Masterpiece Stories

Masterpiece Story: The Tempest by Giorgione

Anastasia Manioudaki 29 September 2024 min Read

Giorgione and his masterpiece The Tempest form the rare combination of a mysterious artist and a mysterious painting. This small canvas has puzzled art historians since the 16th century and continues to do so.

Who Was Giorgione?

Tempest Giorgione, Self-portrait perhaps as David, 1509-10, Herzog Anton Ulrich Museum, Braunschweig, Germany.
Giorgione, Self-portrait perhaps as David, 1509-10, Herzog Anton Ulrich Museum, Braunschweig, Germany.

Giorgio Barbarelli da Castelfranco (1477/78-1510) is considered the co-founder of the Venetian school of painting in the 16th century. Along with the more well-known artist of today, Titian, they created a style that relied on the use of free-flowing color rather than design. With minimal preparatory sketches, they applied layer after layer of oil paint on the canvas, imbuing it with emotion and atmosphere.

There is little we know about Giorgione’s life and even less that we understand about his work. What we know is that he was making a name for himself as a painter in the early 1500’s, creating paintings with innovative subjects for a group of wealthy patrons. We know that he was a friend and colleague of Titian. We know that they worked together and that his influence on Titian’s style, and Venetian painting in general, is immense. This absence of information and lack of paintings attributed to him, is mostly due to his untimely death in 1510, still in his early 30s, due to the plague. Many of his works still in his studio were lost because objects belonging to plague victims were burned. Some were saved with the mediation of his friends, who claimed that they had authored the paintings.

Conflicting Interpretations

Giorgione, The Tempest, 1508, Gallerie dell'Accademia, Venice, Italy.
Giorgione, The Tempest, 1508, Gallerie dell’Accademia, Venice, Italy.

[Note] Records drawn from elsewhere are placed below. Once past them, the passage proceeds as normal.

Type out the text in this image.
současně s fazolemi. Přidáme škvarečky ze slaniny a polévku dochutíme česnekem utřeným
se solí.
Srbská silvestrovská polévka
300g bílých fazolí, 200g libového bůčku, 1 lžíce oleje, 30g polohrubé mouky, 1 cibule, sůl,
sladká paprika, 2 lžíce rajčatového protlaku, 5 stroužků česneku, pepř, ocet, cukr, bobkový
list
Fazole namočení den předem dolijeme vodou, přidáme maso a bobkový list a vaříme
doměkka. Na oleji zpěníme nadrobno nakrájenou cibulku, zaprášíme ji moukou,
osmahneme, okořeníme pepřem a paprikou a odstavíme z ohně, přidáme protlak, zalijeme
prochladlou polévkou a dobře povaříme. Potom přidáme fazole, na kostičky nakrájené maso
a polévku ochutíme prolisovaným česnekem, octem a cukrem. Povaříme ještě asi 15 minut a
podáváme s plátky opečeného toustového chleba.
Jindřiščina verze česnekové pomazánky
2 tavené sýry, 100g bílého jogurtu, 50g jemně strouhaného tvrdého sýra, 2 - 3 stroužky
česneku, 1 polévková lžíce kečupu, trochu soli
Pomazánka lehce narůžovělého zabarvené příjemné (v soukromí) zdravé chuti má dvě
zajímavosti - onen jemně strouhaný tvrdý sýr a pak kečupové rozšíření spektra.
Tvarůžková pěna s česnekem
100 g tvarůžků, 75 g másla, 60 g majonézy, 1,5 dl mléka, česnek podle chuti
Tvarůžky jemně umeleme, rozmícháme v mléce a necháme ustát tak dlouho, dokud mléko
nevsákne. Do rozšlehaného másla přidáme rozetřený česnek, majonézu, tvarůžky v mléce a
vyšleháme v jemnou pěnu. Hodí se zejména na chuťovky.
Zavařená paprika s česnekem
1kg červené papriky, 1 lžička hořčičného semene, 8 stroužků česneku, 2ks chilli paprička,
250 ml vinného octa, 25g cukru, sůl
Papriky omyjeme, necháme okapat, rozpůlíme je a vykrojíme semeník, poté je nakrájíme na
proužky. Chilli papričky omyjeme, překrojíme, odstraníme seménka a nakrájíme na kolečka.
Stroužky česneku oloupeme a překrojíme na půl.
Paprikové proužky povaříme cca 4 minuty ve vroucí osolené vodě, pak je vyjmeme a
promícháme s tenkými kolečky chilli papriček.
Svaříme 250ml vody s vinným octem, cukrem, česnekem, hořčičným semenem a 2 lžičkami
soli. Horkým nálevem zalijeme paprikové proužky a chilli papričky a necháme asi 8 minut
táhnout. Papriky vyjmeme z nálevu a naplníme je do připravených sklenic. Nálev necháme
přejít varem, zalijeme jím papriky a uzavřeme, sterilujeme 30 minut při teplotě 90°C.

A powerful thunderstorm sweeps across the countryside. A sudden burst of lightning exposes a perplexing scene. A young man holding a large stick is looking at an almost completely nude woman breastfeeding a child. What is the meaning of all this? Why are these people outside in the downpour? Why haven’t they sought shelter? The short answer is that we don’t know.

There are few paintings in the history of art that have received so many, often conflicting, interpretations. The main problem art historians face is that the iconography and the symbolism of the painting does not follow the standard paths which Renaissance painting uses to tell a story.

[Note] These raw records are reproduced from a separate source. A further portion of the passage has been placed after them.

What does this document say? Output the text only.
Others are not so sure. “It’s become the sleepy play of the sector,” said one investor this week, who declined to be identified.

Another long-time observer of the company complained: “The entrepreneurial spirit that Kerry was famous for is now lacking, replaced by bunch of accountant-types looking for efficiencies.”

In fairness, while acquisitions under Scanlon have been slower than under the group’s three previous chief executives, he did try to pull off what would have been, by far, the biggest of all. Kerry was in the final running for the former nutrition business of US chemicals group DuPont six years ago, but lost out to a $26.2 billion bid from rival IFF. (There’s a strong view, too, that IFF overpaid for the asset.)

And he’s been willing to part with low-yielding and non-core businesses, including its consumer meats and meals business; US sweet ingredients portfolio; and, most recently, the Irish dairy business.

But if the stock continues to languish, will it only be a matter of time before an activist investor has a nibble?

Some people attempt to explain the scene with mythology, poetry, or classical or religious texts. The two figures have often been identified with a soldier or shepherd and a gypsy, allegorical figures such as fortitude for the man and Charity for the woman even Adam and Eve.

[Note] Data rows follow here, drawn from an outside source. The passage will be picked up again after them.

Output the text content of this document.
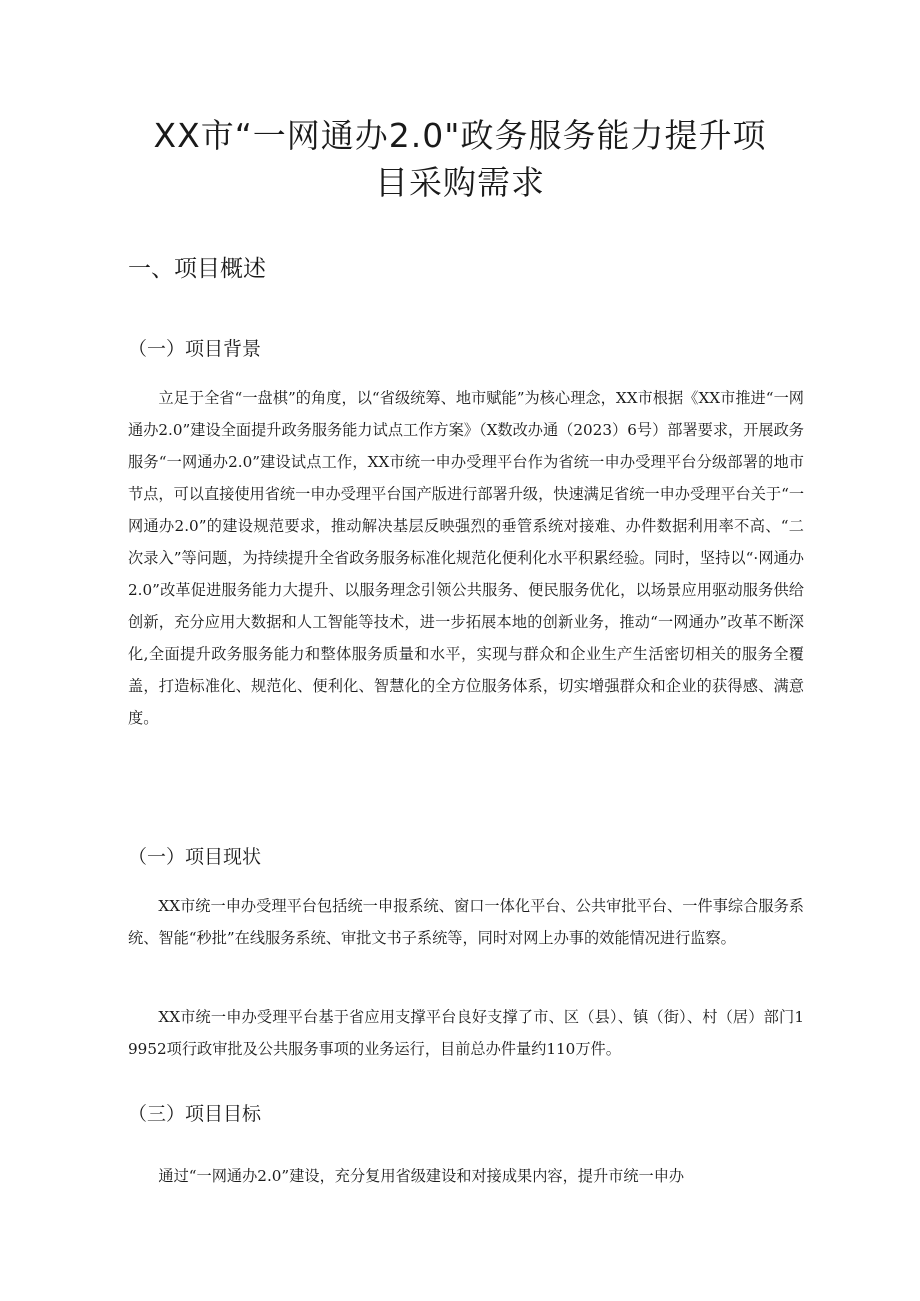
XX市“一网通办2.0"政务服务能力提升项
目采购需求
一、项目概述
（一）项目背景

立足于全省“一盘棋”的角度，以“省级统筹、地市赋能”为核心理念，XX市根据《XX市推进“一网通办2.0”建设全面提升政务服务能力试点工作方案》（X数改办通（2023）6号）部署要求，开展政务服务“一网通办2.0”建设试点工作，XX市统一申办受理平台作为省统一申办受理平台分级部署的地市节点，可以直接使用省统一申办受理平台国产版进行部署升级，快速满足省统一申办受理平台关于“一网通办2.0”的建设规范要求，推动解决基层反映强烈的垂管系统对接难、办件数据利用率不高、“二次录入”等问题，为持续提升全省政务服务标准化规范化便利化水平积累经验。同时，坚持以“·网通办2.0”改革促进服务能力大提升、以服务理念引领公共服务、便民服务优化，以场景应用驱动服务供给创新，充分应用大数据和人工智能等技术，进一步拓展本地的创新业务，推动“一网通办”改革不断深化,全面提升政务服务能力和整体服务质量和水平，实现与群众和企业生产生活密切相关的服务全覆盖，打造标准化、规范化、便利化、智慧化的全方位服务体系，切实增强群众和企业的获得感、满意度。

（一）项目现状

XX市统一申办受理平台包括统一申报系统、窗口一体化平台、公共审批平台、一件事综合服务系统、智能“秒批”在线服务系统、审批文书子系统等，同时对网上办事的效能情况进行监察。

XX市统一申办受理平台基于省应用支撑平台良好支撑了市、区（县）、镇（街）、村（居）部门19952项行政审批及公共服务事项的业务运行，目前总办件量约110万件。

（三）项目目标

通过“一网通办2.0”建设，充分复用省级建设和对接成果内容，提升市统一申办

Others point to the sociopolitical situation in the region near Venice at the time to find meaning. Still others believe that there is no identifiable subject, and the meaning is intentionally left open. What makes a concrete explanation even harder is the fact that X-rays have revealed that the figure of the man was not always there. Instead, there was another nude female figure.

Giorgione, The Tempest, X-ray radiography.
Giorgione, The Tempest, X-ray radiography. Wikimedia Commons.

A New Way to Paint

Despite these conflicting elements, this artwork is a perfect example of Giorgione’s innovative spirit. The painting is one of the first to ever be called a landscape. At that time landscape painting was deemed the lowest among the other genres of painting, used mostly as background to mythological or historical scenes. However, with works like The Tempest, Giorgione played an important role in the elevation of the genre. Moreover, the application of color introduced a new style in Venetian painting, creating an atmosphere of mystery and foreboding.

Whatever the truth may be, we can still admire Giorgione’s masterpiece for what it is, the outset of the Venetian style and an alluring mystery.